Experiments reveal that agents fine-tuned on existing datasets perform well on static evaluations but are challenged in dynamic, real-world scenarios (Tables 1 and 2). Primary issues included dependency on action history and the agent's incapacity for self-correction following errors.

Business-level LLMs could partially address these challenges, though they struggled with the full action spectrum. Enhancements through planning capabilities, as seen in AppAgent, yielded superior performance.

Common Error Cases

Several recurrent errors include:

• Incorrect action coordination, resulting in misclicks.
• Performing invalid actions when appropriate cues are absent.
• Actions triggered without selecting the intended elements.
• Inability to terminate actions upon task completion.
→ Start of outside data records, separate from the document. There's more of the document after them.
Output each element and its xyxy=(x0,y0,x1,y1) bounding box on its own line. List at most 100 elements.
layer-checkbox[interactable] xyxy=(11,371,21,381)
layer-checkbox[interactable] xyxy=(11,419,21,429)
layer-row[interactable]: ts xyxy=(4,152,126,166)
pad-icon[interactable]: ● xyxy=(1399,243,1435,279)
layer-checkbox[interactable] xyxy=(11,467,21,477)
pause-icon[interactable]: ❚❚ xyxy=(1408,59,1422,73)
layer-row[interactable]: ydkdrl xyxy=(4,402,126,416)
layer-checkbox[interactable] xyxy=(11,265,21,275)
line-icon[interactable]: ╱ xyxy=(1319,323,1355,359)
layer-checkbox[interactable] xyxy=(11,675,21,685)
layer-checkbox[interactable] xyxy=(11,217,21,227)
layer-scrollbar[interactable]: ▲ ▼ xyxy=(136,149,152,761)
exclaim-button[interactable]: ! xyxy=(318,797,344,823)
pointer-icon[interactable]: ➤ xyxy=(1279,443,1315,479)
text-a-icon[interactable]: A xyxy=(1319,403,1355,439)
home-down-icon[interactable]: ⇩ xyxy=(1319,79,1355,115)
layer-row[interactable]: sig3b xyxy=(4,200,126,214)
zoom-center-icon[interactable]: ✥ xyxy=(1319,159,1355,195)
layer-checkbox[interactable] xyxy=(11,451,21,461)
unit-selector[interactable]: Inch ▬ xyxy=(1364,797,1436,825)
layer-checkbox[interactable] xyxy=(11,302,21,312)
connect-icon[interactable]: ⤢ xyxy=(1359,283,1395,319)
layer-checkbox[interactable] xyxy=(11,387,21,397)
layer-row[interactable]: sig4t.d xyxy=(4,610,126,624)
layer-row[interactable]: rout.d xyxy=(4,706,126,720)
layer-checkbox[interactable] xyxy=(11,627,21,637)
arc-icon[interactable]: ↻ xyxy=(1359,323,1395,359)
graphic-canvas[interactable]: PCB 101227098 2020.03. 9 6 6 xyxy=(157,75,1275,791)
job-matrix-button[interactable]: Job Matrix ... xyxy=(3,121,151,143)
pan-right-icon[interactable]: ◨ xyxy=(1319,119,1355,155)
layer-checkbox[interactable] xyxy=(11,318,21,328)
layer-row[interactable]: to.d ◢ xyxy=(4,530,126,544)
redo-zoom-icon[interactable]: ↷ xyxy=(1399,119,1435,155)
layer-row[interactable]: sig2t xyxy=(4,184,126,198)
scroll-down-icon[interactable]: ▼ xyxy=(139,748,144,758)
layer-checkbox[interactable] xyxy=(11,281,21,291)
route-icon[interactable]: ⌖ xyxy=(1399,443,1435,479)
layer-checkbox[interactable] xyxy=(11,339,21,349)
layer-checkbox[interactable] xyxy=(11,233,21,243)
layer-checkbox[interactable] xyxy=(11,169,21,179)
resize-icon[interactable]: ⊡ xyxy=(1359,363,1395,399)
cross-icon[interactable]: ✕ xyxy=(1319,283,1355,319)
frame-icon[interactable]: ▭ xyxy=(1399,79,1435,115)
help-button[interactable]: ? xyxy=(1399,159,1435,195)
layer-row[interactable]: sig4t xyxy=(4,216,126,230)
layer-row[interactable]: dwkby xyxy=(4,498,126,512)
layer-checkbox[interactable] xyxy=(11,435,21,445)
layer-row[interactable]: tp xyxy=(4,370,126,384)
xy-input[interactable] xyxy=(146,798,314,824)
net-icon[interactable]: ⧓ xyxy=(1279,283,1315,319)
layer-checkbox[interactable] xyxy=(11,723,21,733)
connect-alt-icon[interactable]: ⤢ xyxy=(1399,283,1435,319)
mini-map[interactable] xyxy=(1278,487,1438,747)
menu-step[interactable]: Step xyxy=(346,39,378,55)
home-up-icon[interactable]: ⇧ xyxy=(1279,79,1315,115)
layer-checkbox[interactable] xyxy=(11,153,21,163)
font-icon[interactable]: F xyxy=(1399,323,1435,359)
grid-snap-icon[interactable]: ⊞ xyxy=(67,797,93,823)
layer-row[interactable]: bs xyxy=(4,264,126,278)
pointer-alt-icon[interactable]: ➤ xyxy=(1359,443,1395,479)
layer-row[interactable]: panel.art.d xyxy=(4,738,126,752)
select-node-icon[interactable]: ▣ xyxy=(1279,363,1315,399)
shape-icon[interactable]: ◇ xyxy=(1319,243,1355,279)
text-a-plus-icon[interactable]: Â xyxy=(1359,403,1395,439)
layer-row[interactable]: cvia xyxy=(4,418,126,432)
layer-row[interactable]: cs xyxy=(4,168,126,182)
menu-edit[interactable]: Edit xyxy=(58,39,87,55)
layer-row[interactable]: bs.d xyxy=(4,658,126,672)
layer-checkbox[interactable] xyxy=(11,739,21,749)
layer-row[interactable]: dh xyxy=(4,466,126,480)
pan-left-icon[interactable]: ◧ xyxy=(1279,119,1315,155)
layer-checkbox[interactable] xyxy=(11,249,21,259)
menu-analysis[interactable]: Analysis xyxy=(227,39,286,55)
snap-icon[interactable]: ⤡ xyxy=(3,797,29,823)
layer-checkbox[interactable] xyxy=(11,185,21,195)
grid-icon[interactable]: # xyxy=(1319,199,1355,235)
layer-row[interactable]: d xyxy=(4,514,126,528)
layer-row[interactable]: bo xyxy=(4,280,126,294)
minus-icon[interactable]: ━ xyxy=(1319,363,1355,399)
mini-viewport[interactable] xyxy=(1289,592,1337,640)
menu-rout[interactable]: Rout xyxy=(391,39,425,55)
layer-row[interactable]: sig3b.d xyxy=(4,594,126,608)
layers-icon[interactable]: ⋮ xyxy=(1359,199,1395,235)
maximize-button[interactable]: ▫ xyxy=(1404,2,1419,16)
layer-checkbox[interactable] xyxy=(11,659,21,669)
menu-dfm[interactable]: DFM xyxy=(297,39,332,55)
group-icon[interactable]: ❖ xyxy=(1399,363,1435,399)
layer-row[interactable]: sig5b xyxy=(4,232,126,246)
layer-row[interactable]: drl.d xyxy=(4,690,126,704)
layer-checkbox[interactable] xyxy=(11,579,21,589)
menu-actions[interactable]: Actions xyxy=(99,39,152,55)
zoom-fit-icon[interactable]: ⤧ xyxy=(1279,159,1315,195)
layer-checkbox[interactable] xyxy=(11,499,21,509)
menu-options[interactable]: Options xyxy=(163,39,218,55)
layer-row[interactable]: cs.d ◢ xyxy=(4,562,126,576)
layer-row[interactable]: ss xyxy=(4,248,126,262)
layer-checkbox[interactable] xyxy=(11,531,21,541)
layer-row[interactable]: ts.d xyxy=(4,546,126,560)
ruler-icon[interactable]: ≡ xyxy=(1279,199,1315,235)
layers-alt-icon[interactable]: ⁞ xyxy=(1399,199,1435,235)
  Figure 3: Step 1 and Step 2 are correct, however, the agent starts typing before the search bar is clicked or selected, so the process sticks at this situation and the agent keeps typing and waiting.

  

  Figure 4: Step 1 and Step 2 are correct, however, the agent predicts a wrong click coordinate and accidentally goes to the shopping cart. It should go back but cannot, indicating a lack of capability, and gets stuck in the shopping cart.

Limitations

The primary constraints include version-specific task evaluations and inadequacies in assessing sub-goal performances. Future efforts should refine LLM evaluations to obviate these limitations and enhance the reflective accuracy of agent capabilities in real-world scenarios.

Conclusion

A3 offers a comprehensive and extensible evaluation platform for GUI agents. By extending the task and evaluation spectrum beyond static assessments, A3 paves the way for adaptable, effective agent designs incorporating current AI advancements. Future improvements may focus on diversifying task scenarios and enhancing evaluation precision through further LLM development.